When you transplant a plant can you transplant it with the foliage and the same dirt?


Question:This is a question from my mother who wants to know. Thanks.

Answers:
Yes, you should. This helps the plant from getting shocked from the transplant. Assuming you are transplanting from a smaller container to a larger one, do break up the root-ball through.


Greetings! How do you transplant a plant without the foliage? Wouldn't that be counterproductive? Don't mess with the roots too much unless they are wrapped around the rootball in an endless circle.
OK, Hold up a second.. If this is a small plant, you can transplant it pretty much any time, it just need to be almost floated away just after it has been replanted to push the air bubbles out of the root ball. Without that it will dry up and die.. For that first watering, make it almost soupy, put the hose down into the loose dirt on a medium flow rate.. it will find gaps in the soil to settle the loos soil and the water will seem to disappear for a short time.. It is filling the loose soil below the plant. Let it dry until barely mosit and begin watering a little more than you would on a "normal" basis.
For a large shrub ot tree, you have a higher probability of killing it if you transplant it in the summer.. The bigger the wose.. For shrubs, you often have to prune them back heavily to keep them from stressing out and dying... after all you can dig up all of the roots so it is loosing some of its absorbtion in the process..
For trees, unless the tree has a heavy or waxy leaf like oaks, maples, other hardwoodspine trees, and magnolia's it has a very high probability of dying..This will the same intial treatment and need daily watering for a while if it is hot outside or windy.
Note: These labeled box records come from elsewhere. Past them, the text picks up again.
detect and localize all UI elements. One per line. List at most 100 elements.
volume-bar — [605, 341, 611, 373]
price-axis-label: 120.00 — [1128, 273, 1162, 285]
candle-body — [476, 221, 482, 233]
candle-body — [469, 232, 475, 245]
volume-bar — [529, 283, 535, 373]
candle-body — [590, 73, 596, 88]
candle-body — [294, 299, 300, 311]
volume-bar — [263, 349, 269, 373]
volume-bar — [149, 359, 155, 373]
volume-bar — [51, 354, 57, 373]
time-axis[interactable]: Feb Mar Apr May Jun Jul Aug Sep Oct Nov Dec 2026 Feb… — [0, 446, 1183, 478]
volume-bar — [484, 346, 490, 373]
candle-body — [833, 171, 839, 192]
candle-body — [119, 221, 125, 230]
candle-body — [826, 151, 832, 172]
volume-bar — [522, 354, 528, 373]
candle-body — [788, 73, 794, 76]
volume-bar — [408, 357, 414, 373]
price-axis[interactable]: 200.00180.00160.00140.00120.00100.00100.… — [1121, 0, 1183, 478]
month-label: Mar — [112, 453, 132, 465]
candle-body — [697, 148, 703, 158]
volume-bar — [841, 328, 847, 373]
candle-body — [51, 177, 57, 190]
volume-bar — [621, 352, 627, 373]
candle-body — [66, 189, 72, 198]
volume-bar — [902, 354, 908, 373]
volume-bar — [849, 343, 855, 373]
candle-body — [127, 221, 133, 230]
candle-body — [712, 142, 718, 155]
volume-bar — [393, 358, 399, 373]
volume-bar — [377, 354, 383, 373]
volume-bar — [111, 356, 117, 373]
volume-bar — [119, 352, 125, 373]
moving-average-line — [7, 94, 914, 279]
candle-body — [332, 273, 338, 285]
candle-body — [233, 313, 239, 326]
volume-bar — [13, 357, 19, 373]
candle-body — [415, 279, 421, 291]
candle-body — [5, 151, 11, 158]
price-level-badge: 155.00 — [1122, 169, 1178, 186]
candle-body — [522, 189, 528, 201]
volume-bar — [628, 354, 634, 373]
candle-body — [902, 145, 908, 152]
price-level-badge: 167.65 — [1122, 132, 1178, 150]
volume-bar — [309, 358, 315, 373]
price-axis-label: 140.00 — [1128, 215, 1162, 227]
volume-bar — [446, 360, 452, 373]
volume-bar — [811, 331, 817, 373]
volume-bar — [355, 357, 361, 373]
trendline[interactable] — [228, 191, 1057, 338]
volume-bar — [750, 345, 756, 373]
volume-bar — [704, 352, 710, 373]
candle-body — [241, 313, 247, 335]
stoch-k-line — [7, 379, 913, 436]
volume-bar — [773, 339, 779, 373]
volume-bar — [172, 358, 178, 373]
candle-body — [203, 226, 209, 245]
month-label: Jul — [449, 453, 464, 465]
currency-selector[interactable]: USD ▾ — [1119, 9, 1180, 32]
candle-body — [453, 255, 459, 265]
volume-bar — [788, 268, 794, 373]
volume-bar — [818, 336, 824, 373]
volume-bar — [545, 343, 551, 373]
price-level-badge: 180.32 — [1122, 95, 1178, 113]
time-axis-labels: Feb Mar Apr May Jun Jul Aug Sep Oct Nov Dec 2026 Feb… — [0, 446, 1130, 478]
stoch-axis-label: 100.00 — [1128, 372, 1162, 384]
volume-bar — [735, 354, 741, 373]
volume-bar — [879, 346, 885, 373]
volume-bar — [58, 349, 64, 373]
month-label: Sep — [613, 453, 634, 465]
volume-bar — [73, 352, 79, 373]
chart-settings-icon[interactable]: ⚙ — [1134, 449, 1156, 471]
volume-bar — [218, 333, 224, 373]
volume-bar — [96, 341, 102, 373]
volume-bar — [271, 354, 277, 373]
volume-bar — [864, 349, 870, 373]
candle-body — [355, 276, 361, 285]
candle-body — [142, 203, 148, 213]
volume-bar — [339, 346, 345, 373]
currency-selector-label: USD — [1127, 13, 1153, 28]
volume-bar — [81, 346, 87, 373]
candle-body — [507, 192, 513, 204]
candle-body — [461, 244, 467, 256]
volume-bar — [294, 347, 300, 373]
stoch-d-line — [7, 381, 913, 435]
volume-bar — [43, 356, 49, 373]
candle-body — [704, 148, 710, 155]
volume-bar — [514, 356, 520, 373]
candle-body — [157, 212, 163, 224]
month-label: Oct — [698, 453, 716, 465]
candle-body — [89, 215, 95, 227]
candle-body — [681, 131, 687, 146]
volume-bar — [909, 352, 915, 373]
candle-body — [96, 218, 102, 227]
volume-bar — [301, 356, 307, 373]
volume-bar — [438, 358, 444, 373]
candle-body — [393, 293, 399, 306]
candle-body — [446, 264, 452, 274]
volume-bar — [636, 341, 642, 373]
Larger than 5 foot trees require a professional extractor or you will mostlikely do enoug hdamage to the root system rtying to get it out that it is game over for the tree.

Do not replant large (5-6 feet or taller) frilly leaved trees like decorative cherries, fruit trees, and the like in warm weather.. These leaves are too thin. The tree already looses a lot of it's water through them and cutting the roots out will stress it out too much.. And as said by another contributor, you can't do it without the leaves in the summer..

If the plant it is in a pot already, that could be considreed transplanting it.. and that has a much higher rate of success any time becasue you don't generally lose root mass as it was all in the pot.

If it is winter/fall and the tree has dropped it's leaves and is dormant, then it will have a much greater chance of moving it successfully. You still need to water it thuroughly that first time and don't do it when it is below freezing for the whole day and night.